As you are such an old timer FoxPro developer I know you know better than how you explain it. If you "declare" local variable via PRIVATE ALL LIKE.., as you say, you never declare local variables, but only use private variables, as here:

Code:
test = "test"
? "before myfunc:"
List Memory like t*
myfunc()
? "after myfunc:"
List Memory like t*

Function myfunc
   Private test
   *Local test
   test="test2"
   ? "inside myfunc:"
   List Memory like t*

If you run this as is you see you have two variables test with scope "Priv"ate. The first one is associated with the whole prg, the second one with myfunc. And the first test variable is "(hid)"den. It unhides, after myfunc ends.

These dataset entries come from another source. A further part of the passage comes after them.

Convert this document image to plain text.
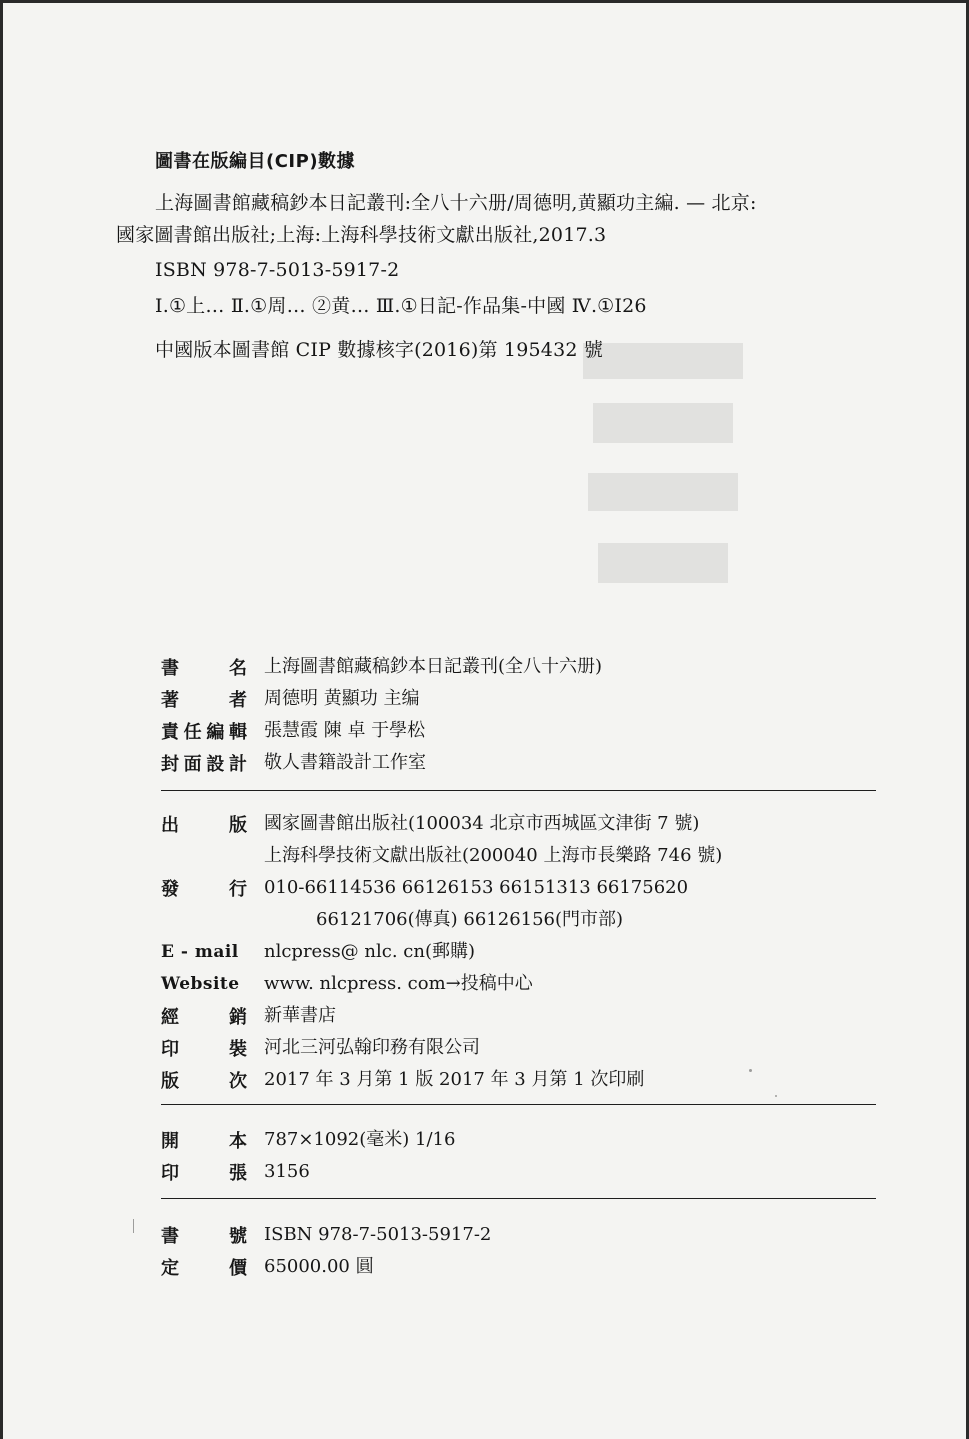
圖書在版編目(CIP)數據
上海圖書館藏稿鈔本日記叢刊:全八十六册/周德明,黄顯功主編. — 北京:
國家圖書館出版社;上海:上海科學技術文獻出版社,2017.3
ISBN 978-7-5013-5917-2
Ⅰ.①上… Ⅱ.①周… ②黄… Ⅲ.①日記-作品集-中國 Ⅳ.①I26
中國版本圖書館 CIP 數據核字(2016)第 195432 號
書	名 上海圖書館藏稿鈔本日記叢刊(全八十六册)
著	者 周德明 黄顯功 主编
責 任 編 輯 張慧霞 陳 卓 于學松
封 面 設 計 敬人書籍設計工作室
出	版 國家圖書館出版社(100034 北京市西城區文津街 7 號)
上海科學技術文獻出版社(200040 上海市長樂路 746 號)
發	行 010-66114536 66126153 66151313 66175620
66121706(傳真) 66126156(門市部)
E - mail	nlcpress@ nlc. cn(郵購)
Website	www. nlcpress. com→投稿中心
經	銷 新華書店
印	裝 河北三河弘翰印務有限公司
版	次 2017 年 3 月第 1 版 2017 年 3 月第 1 次印刷
開	本 787×1092(毫米) 1/16
印	張 3156
書	號 ISBN 978-7-5013-5917-2
定	價 65000.00 圓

If you comment the Private line in myfunc and uncomment the Local line you'll see the local definition of the test variable also prevents usage of the private test variable, it also does not destroy the private variable, but it also doesn't hides it. Nebvertheless after the LOCAL declaration the name test refers to the local variable, not the private. If you uncomment both PRIVATE and LOCAL, you hide the private variable and introduce a local variable. Doesn't hurt.

If you never use LOCAL, you only declare private variables, if you always use PRIVATE in functions defining new private variables, you just end the private scope of variables already defined at that point and therefore your private variables become locally scoped, but LOCAL is there to create real local variables and private is there to introduce variables with a scope bound to the stack level. It's not scoped to a certain object or anything else, but only the call stack level.

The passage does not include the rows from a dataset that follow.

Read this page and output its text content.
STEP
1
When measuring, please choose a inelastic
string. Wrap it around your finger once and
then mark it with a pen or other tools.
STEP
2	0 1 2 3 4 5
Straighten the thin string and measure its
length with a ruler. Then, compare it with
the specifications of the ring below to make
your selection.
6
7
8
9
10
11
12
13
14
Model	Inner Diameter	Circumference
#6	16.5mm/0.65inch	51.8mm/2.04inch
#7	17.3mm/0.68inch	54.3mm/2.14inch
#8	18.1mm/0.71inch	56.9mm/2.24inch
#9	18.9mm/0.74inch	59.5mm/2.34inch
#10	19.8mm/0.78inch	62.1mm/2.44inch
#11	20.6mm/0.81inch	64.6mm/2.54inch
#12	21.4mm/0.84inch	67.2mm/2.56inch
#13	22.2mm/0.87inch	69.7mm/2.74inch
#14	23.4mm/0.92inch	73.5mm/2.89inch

The one advantage PRIVATE ALL LIKE l* additional to LOCAL declarations has, is that you could forget a LOCAL declaration and you still don't influence private variables.

I sometimes stated here or elsewhere, you could put PRIVATE ALL EXCEPT goApp at the begin of every function, procedure etc. That is even more radically refusing every variables bleeding in, except goApp, an application class instance to hold every globally needed data and functionality. But you have to understand every PRIVATE statement in code cares for all things in memory before that point in time and callstack, not afterwards. Beginning from then you can declare private variables with any name by just writing var=value somewhere and won't change such vars defined beforehand. the EXXCET clause can also be used to allow certain known and wanted private variables, eg in recursive functions. This can be overwhelming faster than passing variables by value.

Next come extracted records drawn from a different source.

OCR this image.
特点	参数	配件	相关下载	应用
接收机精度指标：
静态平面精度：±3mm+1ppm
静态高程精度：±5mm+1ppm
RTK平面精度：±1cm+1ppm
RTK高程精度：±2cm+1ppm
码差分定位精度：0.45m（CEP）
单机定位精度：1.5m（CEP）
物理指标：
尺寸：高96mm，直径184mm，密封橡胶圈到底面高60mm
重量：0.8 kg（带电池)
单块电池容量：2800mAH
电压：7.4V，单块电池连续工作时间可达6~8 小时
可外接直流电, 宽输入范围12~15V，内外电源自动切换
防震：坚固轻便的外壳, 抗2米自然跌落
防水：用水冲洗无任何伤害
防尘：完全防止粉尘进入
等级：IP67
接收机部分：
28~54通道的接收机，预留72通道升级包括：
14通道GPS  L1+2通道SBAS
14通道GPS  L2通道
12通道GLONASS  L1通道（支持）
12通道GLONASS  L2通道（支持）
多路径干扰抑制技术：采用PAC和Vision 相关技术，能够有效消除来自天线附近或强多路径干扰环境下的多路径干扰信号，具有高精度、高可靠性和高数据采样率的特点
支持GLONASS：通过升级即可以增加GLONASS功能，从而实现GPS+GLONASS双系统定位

So PRIVATE allows to define the namespace that you want to keep out and want to use to create new private variables starting their scope at the current stack level. But PRIVATE ALL EXCEPT goApp doesn't make every variable except goApp private. It just hides any private variable that may exist even accidentally and I can even forget to declare some variable LOCAL without the risc of overriding a private variable value. Nevertheless I use LOCAL all the time at the head of functions, procedures, and methods. Sometimes even with AS type, and often enough with comments to tell the meaning of the var. It's a good place for documentation and overview, instead of cluttering code with comments where variables are first set, for example.

Bye, Olaf.
 
hi everyone,

thankx for all the great inputs , so i understand ... the best thing is to avoid Public variables as much as possible .... i did find Tamar's article very informative and usefull. I really liked the idea of adding properties to the form and then placing values into them.
i'll seriously think on that rather than public,private or local variable types. and use public varibales only if they are required anywhere at anytime within the entire application.
right guys ,,, thankx for all the info ...

thankx alot
Vijay
 
Vijay - even if you use form properties, you'll still probably need local variables. But my experience is that I only ever need anything other than properties and local variables in the two cases I described earlier.